Just when I start to think that the winds of change are at gale levels (gale-ity?).  That my school district is a region where college-educated parents will come to raise their kids on books and high expectations.  Just when I start to assume my students live in an area that prides itself more on academic success than being able to identify with Lynyrd Skynyrd songs, a student opens his wallet and shows me pictures of his pet squirrel.


Suddenly, I’m reminded that this place hasn’t changed too much, but that is precisely why I love it and think these kids are just as neat as can be.  Ok, I’m done with the NPR-esque attitude of “ain’t these backwater folk intriguingly droll?”  I’m going to listen to that new Kid Rock song that I so totally identify with, because, you know, I did stuff with my teenage friends while music played in the background, too.

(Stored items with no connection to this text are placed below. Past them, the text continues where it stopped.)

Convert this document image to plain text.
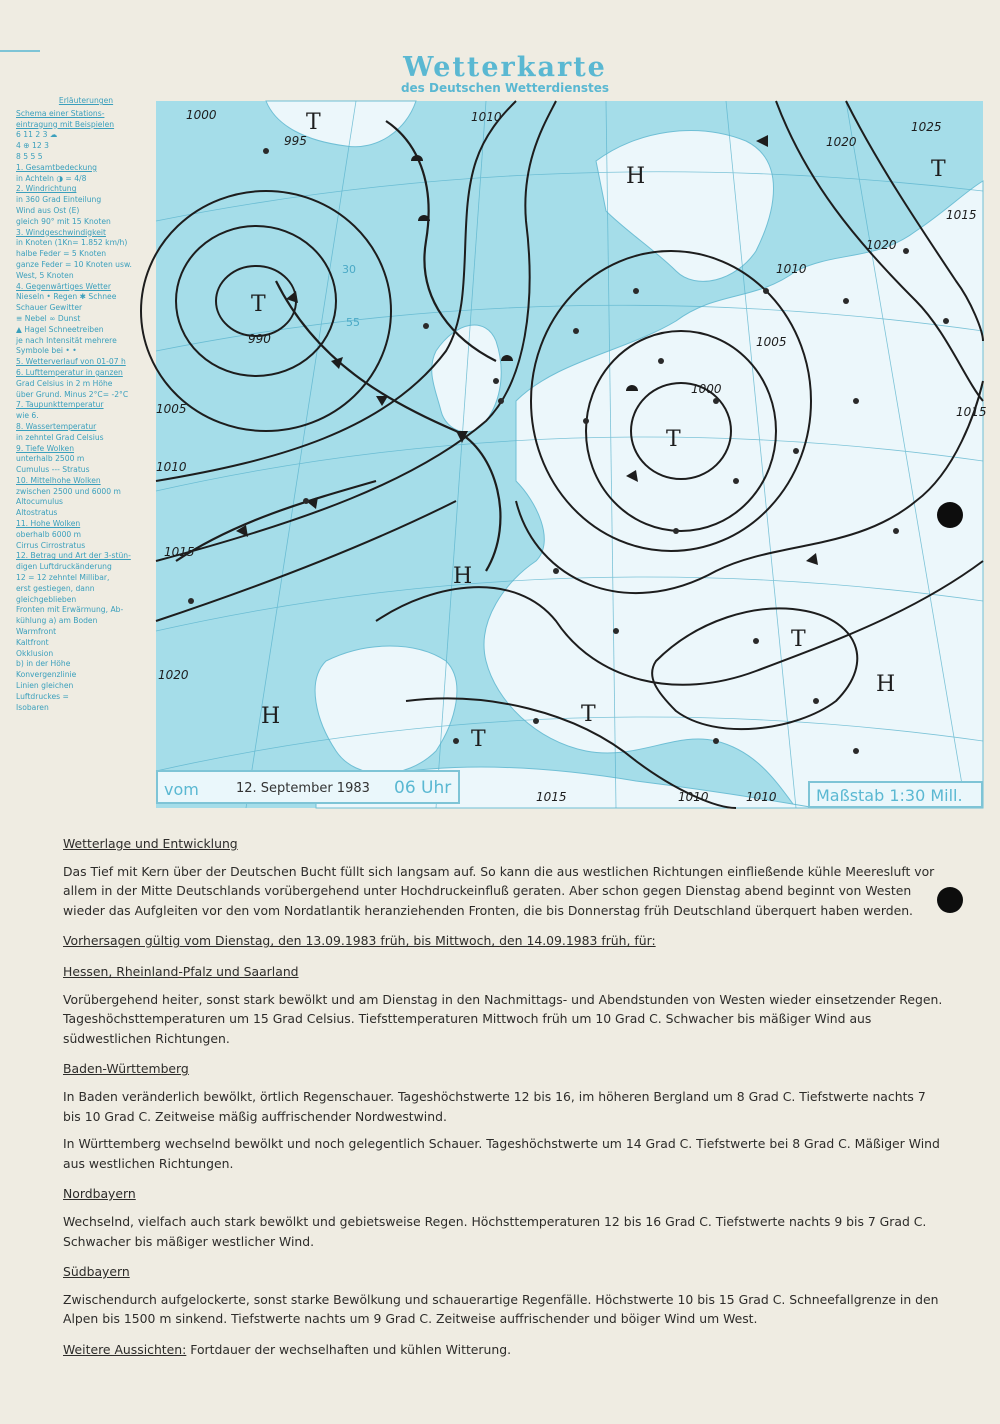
Wetterkarte
des Deutschen Wetterdienstes
Erläuterungen
Schema einer Stations-
eintragung mit Beispielen
6 11 2 3 ☁
4 ⊕ 12 3
8 5 5 5
1. Gesamtbedeckung
in Achteln ◑ = 4/8
2. Windrichtung
in 360 Grad Einteilung
Wind aus Ost (E)
gleich 90° mit 15 Knoten
3. Windgeschwindigkeit
in Knoten (1Kn= 1.852 km/h)
halbe Feder = 5 Knoten
ganze Feder = 10 Knoten usw.
West, 5 Knoten
4. Gegenwärtiges Wetter
Nieseln • Regen ✱ Schnee
Schauer Gewitter
≡ Nebel ∞ Dunst
▲ Hagel Schneetreiben
je nach Intensität mehrere
Symbole bei • •
5. Wetterverlauf von 01-07 h
6. Lufttemperatur in ganzen
Grad Celsius in 2 m Höhe
über Grund. Minus 2°C= -2°C
7. Taupunkttemperatur
wie 6.
8. Wassertemperatur
in zehntel Grad Celsius
9. Tiefe Wolken
unterhalb 2500 m
Cumulus --- Stratus
10. Mittelhohe Wolken
zwischen 2500 und 6000 m
Altocumulus
Altostratus
11. Hohe Wolken
oberhalb 6000 m
Cirrus Cirrostratus
12. Betrag und Art der 3-stün-
digen Luftdruckänderung
12 = 12 zehntel Millibar,
erst gestiegen, dann
gleichgeblieben
Fronten mit Erwärmung, Ab-
kühlung a) am Boden
Warmfront
Kaltfront
Okklusion
b) in der Höhe
Konvergenzlinie
Linien gleichen
Luftdruckes =
Isobaren
1000
995
1005
1010
1015
1020
990
1025
1015
1020
1010
1005
1000
1015
1010
1020
1010	1010
1015
T
T
T
T
T
T
T
H
H
H
H
30
55
vom	12. September 1983 06 Uhr	Maßstab 1:30 Mill.
Wetterlage und Entwicklung

Das Tief mit Kern über der Deutschen Bucht füllt sich langsam auf. So kann die aus westlichen Richtungen einfließende kühle Meeresluft vor allem in der Mitte Deutschlands vorübergehend unter Hochdruckeinfluß geraten. Aber schon gegen Dienstag abend beginnt von Westen wieder das Aufgleiten vor den vom Nordatlantik heranziehenden Fronten, die bis Donnerstag früh Deutschland überquert haben werden.

Vorhersagen gültig vom Dienstag, den 13.09.1983 früh, bis Mittwoch, den 14.09.1983 früh, für:
Hessen, Rheinland-Pfalz und Saarland

Vorübergehend heiter, sonst stark bewölkt und am Dienstag in den Nachmittags- und Abendstunden von Westen wieder einsetzender Regen. Tageshöchsttemperaturen um 15 Grad Celsius. Tiefsttemperaturen Mittwoch früh um 10 Grad C. Schwacher bis mäßiger Wind aus südwestlichen Richtungen.

Baden-Württemberg

In Baden veränderlich bewölkt, örtlich Regenschauer. Tageshöchstwerte 12 bis 16, im höheren Bergland um 8 Grad C. Tiefstwerte nachts 7 bis 10 Grad C. Zeitweise mäßig auffrischender Nordwestwind.

In Württemberg wechselnd bewölkt und noch gelegentlich Schauer. Tageshöchstwerte um 14 Grad C. Tiefstwerte bei 8 Grad C. Mäßiger Wind aus westlichen Richtungen.

Nordbayern

Wechselnd, vielfach auch stark bewölkt und gebietsweise Regen. Höchsttemperaturen 12 bis 16 Grad C. Tiefstwerte nachts 9 bis 7 Grad C. Schwacher bis mäßiger westlicher Wind.

Südbayern

Zwischendurch aufgelockerte, sonst starke Bewölkung und schauerartige Regenfälle. Höchstwerte 10 bis 15 Grad C. Schneefallgrenze in den Alpen bis 1500 m sinkend. Tiefstwerte nachts um 9 Grad C. Zeitweise auffrischender und böiger Wind um West.

Weitere Aussichten: Fortdauer der wechselhaften und kühlen Witterung.
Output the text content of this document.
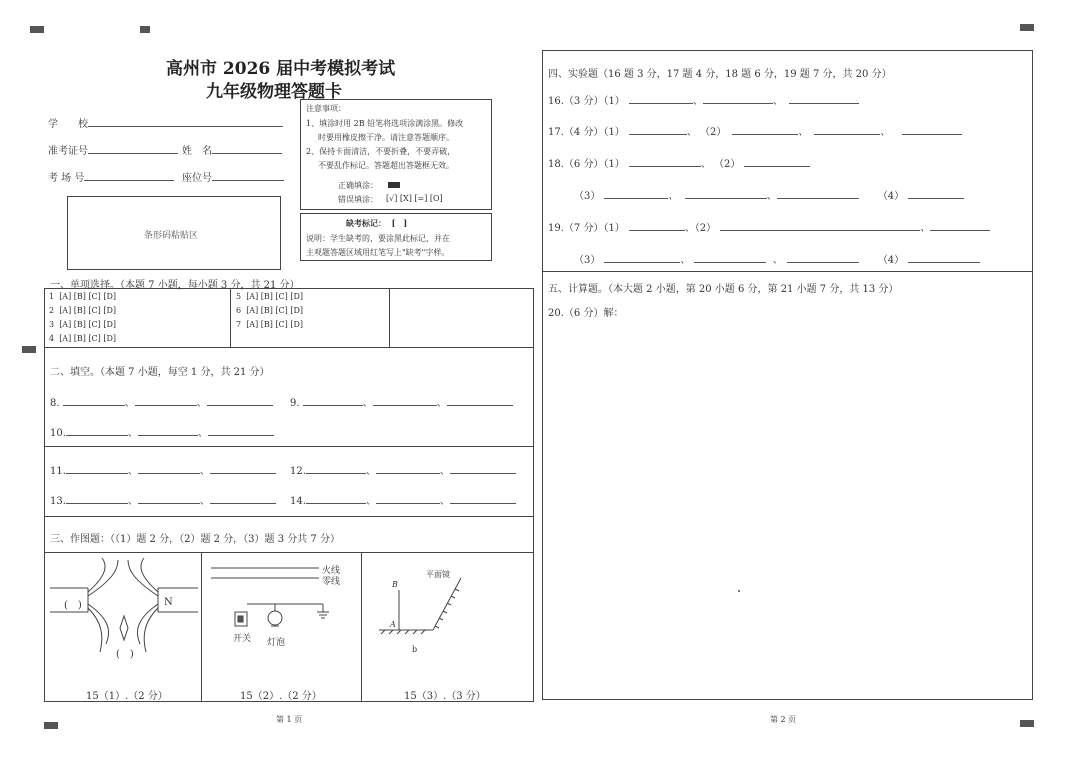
高州市 2026 届中考模拟考试
九年级物理答题卡
学　　校
准考证号	姓　名
考 场 号	座位号
条形码粘贴区
注意事项：
1、填涂时用 2B 铅笔将选项涂满涂黑。修改
时要用橡皮擦干净。请注意答题顺序。
2、保持卡面清洁，不要折叠，不要弄破，
不要乱作标记。答题超出答题框无效。
正确填涂：
错误填涂： [√] [X] [=] [O]
缺考标记： [　]
说明：学生缺考的，要涂黑此标记，并在
主观题答题区域用红笔写上"缺考"字样。
一、单项选择。（本题 7 小题，每小题 3 分，共 21 分）
1 [A] [B] [C] [D]
2 [A] [B] [C] [D]
3 [A] [B] [C] [D]
4 [A] [B] [C] [D]
5 [A] [B] [C] [D]
6 [A] [B] [C] [D]
7 [A] [B] [C] [D]
二、填空。（本题 7 小题，每空 1 分，共 21 分）
8.	、	、	9.	、	、
10.	、	、
11.	、	、	12.	、	、
13.	、	、	14.	、	、
三、作图题：（（1）题 2 分，（2）题 2 分，（3）题 3 分共 7 分）
(　)	N
(　)
15（1）.（2 分）
火线
零线
开关 灯泡
15（2）.（2 分）
平面镜
B
A
b
15（3）.（3 分）
第 1 页
四、实验题（16 题 3 分，17 题 4 分，18 题 6 分，19 题 7 分，共 20 分）
16.（3 分）（1）	、	、
17.（4 分）（1）	、 （2）	、	、
18.（6 分）（1）	、 （2）
（3）	、	、	（4）
19.（7 分）（1）	、（2）	、
（3）	、	、	（4）
五、计算题。（本大题 2 小题，第 20 小题 6 分，第 21 小题 7 分，共 13 分）
20.（6 分）解：
第 2 页
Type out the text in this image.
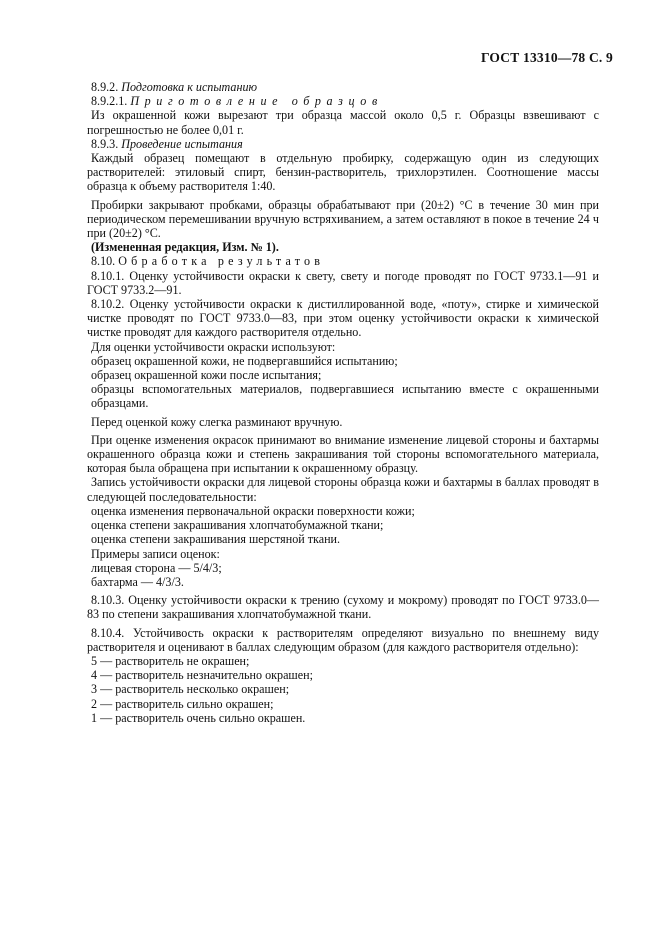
ГОСТ 13310—78 С. 9

8.9.2. Подготовка к испытанию

8.9.2.1. Приготовление образцов

Из окрашенной кожи вырезают три образца массой около 0,5 г. Образцы взвешивают с погрешностью не более 0,01 г.

8.9.3. Проведение испытания

Каждый образец помещают в отдельную пробирку, содержащую один из следующих растворителей: этиловый спирт, бензин-растворитель, трихлорэтилен. Соотношение массы образца к объему растворителя 1:40.

Пробирки закрывают пробками, образцы обрабатывают при (20±2) °С в течение 30 мин при периодическом перемешивании вручную встряхиванием, а затем оставляют в покое в течение 24 ч при (20±2) °С.

(Измененная редакция, Изм. № 1).

8.10. Обработка результатов

8.10.1. Оценку устойчивости окраски к свету, свету и погоде проводят по ГОСТ 9733.1—91 и ГОСТ 9733.2—91.

8.10.2. Оценку устойчивости окраски к дистиллированной воде, «поту», стирке и химической чистке проводят по ГОСТ 9733.0—83, при этом оценку устойчивости окраски к химической чистке проводят для каждого растворителя отдельно.

Для оценки устойчивости окраски используют:

образец окрашенной кожи, не подвергавшийся испытанию;

образец окрашенной кожи после испытания;

образцы вспомогательных материалов, подвергавшиеся испытанию вместе с окрашенными образцами.

Перед оценкой кожу слегка разминают вручную.

При оценке изменения окрасок принимают во внимание изменение лицевой стороны и бахтармы окрашенного образца кожи и степень закрашивания той стороны вспомогательного материала, которая была обращена при испытании к окрашенному образцу.

Запись устойчивости окраски для лицевой стороны образца кожи и бахтармы в баллах проводят в следующей последовательности:

оценка изменения первоначальной окраски поверхности кожи;

оценка степени закрашивания хлопчатобумажной ткани;

оценка степени закрашивания шерстяной ткани.

Примеры записи оценок:

лицевая сторона — 5/4/3;

бахтарма — 4/3/3.

8.10.3. Оценку устойчивости окраски к трению (сухому и мокрому) проводят по ГОСТ 9733.0—83 по степени закрашивания хлопчатобумажной ткани.

8.10.4. Устойчивость окраски к растворителям определяют визуально по внешнему виду растворителя и оценивают в баллах следующим образом (для каждого растворителя отдельно):

5 — растворитель не окрашен;

4 — растворитель незначительно окрашен;

3 — растворитель несколько окрашен;

2 — растворитель сильно окрашен;

1 — растворитель очень сильно окрашен.
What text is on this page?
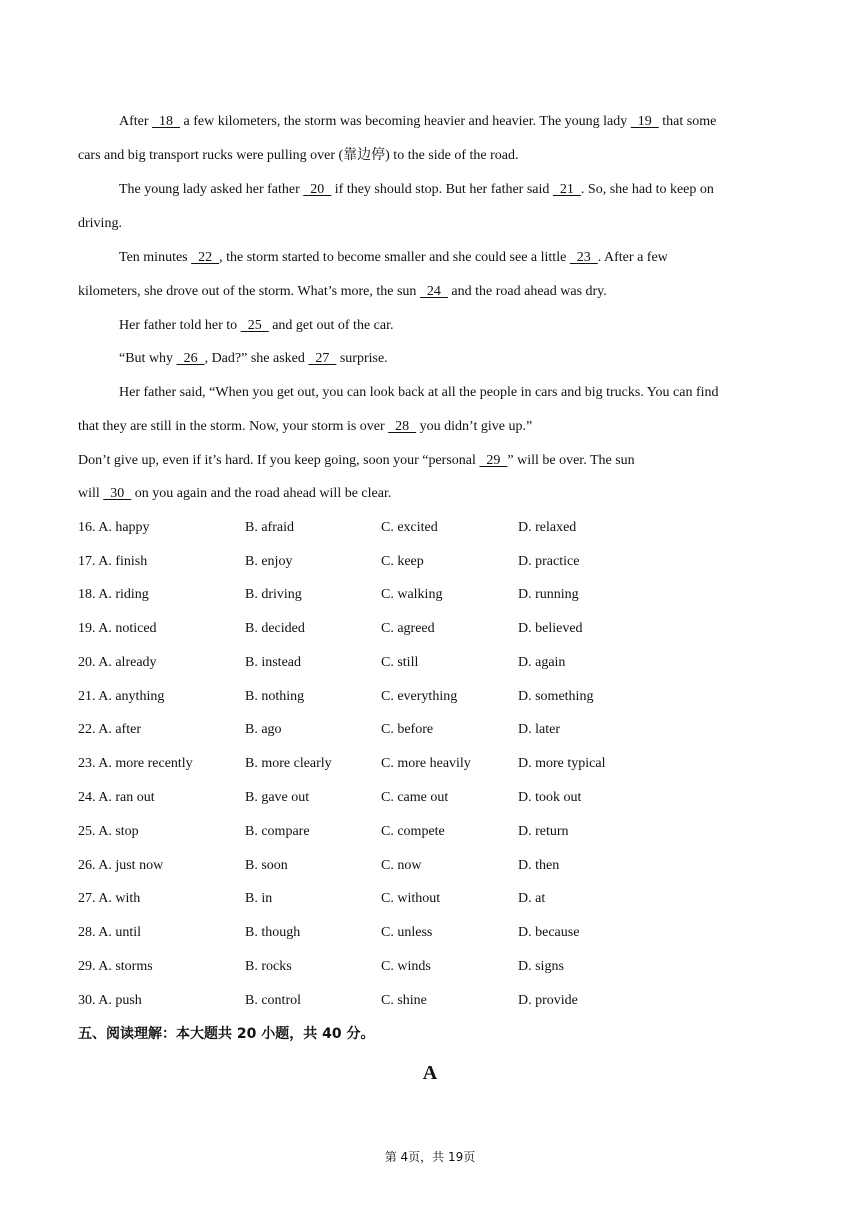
After   18   a few kilometers, the storm was becoming heavier and heavier. The young lady   19   that some
cars and big transport rucks were pulling over (靠边停) to the side of the road.
The young lady asked her father   20   if they should stop. But her father said   21  . So, she had to keep on
driving.
Ten minutes   22  , the storm started to become smaller and she could see a little   23  . After a few
kilometers, she drove out of the storm. What’s more, the sun   24   and the road ahead was dry.
Her father told her to   25   and get out of the car.
“But why   26  , Dad?” she asked   27   surprise.
Her father said, “When you get out, you can look back at all the people in cars and big trucks. You can find
that they are still in the storm. Now, your storm is over   28   you didn’t give up.”
Don’t give up, even if it’s hard. If you keep going, soon your “personal   29  ” will be over. The sun
will   30   on you again and the road ahead will be clear.
16. A. happy	B. afraid	C. excited	D. relaxed
17. A. finish	B. enjoy	C. keep	D. practice
18. A. riding	B. driving	C. walking	D. running
19. A. noticed	B. decided	C. agreed	D. believed
20. A. already	B. instead	C. still	D. again
21. A. anything	B. nothing	C. everything	D. something
22. A. after	B. ago	C. before	D. later
23. A. more recently	B. more clearly	C. more heavily	D. more typical
24. A. ran out	B. gave out	C. came out	D. took out
25. A. stop	B. compare	C. compete	D. return
26. A. just now	B. soon	C. now	D. then
27. A. with	B. in	C. without	D. at
28. A. until	B. though	C. unless	D. because
29. A. storms	B. rocks	C. winds	D. signs
30. A. push	B. control	C. shine	D. provide
五、阅读理解：本大题共 20 小题，共 40 分。
A
第 4页，共 19页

Ugh.

The First Weeks of School: Ch-ch-ch-ch-changes

There’s some excitement in the air (for me, at least) with this new school year.  Still very much a new teacher–although with six months of combat experience (metaphor!) already–I’m trying to figure out how to best manage my time, challenge my students, etc.  These first couple weeks back at school have already shown me a lot:


Don’t Get Too Comfortable

My schedule and rosters didn’t stop adjusting until this third week of school, and my schedule now is way different from what I was told last June.  The trailer I was assigned for the entire day became the trailer I’m in for 3rd-5th periods.  The co-teacher I was excited to work with every period became the co-teacher I only see 1st and 6th periods.  New faces would replace ones that were just getting familiar, and my seating charts became unalphabetized quickly.  I can’t imagine how daunting of a task it is to shuffle 2000 kids around with the schedules they need and desire.  It makes my head hurt just thinking about it, so I’ve been careful not to complain too much.


Regime Change

We’ve got a new principal.  Since this is my first beginning of a school year, I can’t tell if it was him or just the excitement of a new year, but the faculty seemed pretty fired up during pre-planning.  All of the assistant principals (what ever happened to “vice principals”?) had an energy I’d never seen in them before.  It’s making for a nice place to work so far.


As of now, the new principal hasn’t said a word to me.  To be fair, I’ve passed him in the halls with nothing to say myself.  I’d love to make a good impression somehow to establish a reputation beyond the guy who almost got fired last year because he sucked so bad.



Those assistant principals, as promised, are visiting our classrooms often this year.  Three weeks in, I’ve been observed three times.  Right now, they’re mostly looking for how the classroom is set up: standards posted, essential question on the board, etc.  Soon, though, they’ll start assessing how I’m doing my job.  It may seem intrusive and rude to pop in on teachers so often, but I actually like it.  Knowing that they’re coming in that often will keep me on my toes with a good lesson every day (hopefully) and will hopefully give students another figure of care and authority in the building.


It’s Still Hard

Teaching’s very difficult, and the problems I had last year are still issues (although much less dramatic).  I still can’t bring myself to sit down and plan lessons weeks in advance, and  I’m struggling with a few rowdier classes, trying to figure out a way to get them to stay attentive.  I’m happy to have the same grades I taught last year so I can repeat some of the lessons, but I’ve got a feeling I’ll be ready for any group besides freshmen after this year.  I adore them, but they’re an exercise in stress management, and I’m much more interested in helping students learn to craft and edit an essay rather than teaching them what a paragraph is.


That said, I have one of the coolest jobs in the world.  Granted, I’m not making movies or managing a professional wrestler (best job every), but teaching is an awesome career, and I’ve thought that to myself quite a few times this year.


[I’ll try to stay a little more current for all zero of my readers, but as you can see from this post, most of my thoughts so far have been pretty standard stuff, barely worth posting.  I’m still a new teacher, though, so expect some revelations showing up soon.]